I was active on the college lecture circuit during those yearslargely because of my Voice columns. And on campuses from Alabama to Wyoming, I found students and faculty members who had discovered the Voice and had joined "the community of consciousness."
The dissonances inside the paper continued, including whether or not to organize a union. Aware that the AFL-CIO had supported the Vietnam War, many of the staff wanted no part of a union. Then Rupert Murdoch bought the paper.

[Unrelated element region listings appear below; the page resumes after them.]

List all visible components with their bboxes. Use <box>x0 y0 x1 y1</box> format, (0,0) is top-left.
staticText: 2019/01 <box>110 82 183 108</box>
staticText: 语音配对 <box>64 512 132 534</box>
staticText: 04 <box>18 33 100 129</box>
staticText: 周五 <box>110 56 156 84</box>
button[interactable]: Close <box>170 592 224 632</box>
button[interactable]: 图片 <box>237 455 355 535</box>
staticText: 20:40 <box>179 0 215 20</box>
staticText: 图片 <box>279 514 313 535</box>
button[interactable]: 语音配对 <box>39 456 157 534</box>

His well-known hostility to unions immediately led to a long line of Voice workers from all departments going down to then District 65 (now a part of the United Auto Workers union) to sign up.
photo: Fred W. McDarrah
A gathering of Voice writers in 1967: From left: Howard Smith, Deborah Jowitt, Michael Zwerin, Joe Flaherty, John Perreault, Dan List, Margot Hentoff, Michael Harrington, Nat Hentoff, Carmen Moore, Ross Wetzsteon, Jonas Mekas
Not long ago, I saw Rupert Murdoch at a book party for Judge Andrew Napolitano of Fox News at its New York studios. I reminded Murdoch that I'd once worked for him. He groaned and said, without missing a beat, "Oh, the Voice, the bane of my existence!"
During his regime here, the Voice was, to my knowledge, the only one of his properties that openly and directly criticized him from time to time. At one point, he was so furious at one of our columnists, Alexander Cockburn, that he called the then editor in chief, David Schneiderman, and ordered him to fire Cockburn. Schneiderman did not. Murdoch called him again and threatened, "If you don't fire him, I'll sell the Voice to someone worse than I am!" Schneiderman took the chance.
That was, and is, the spirit of the Voice. And that's why I've stayed here all these years.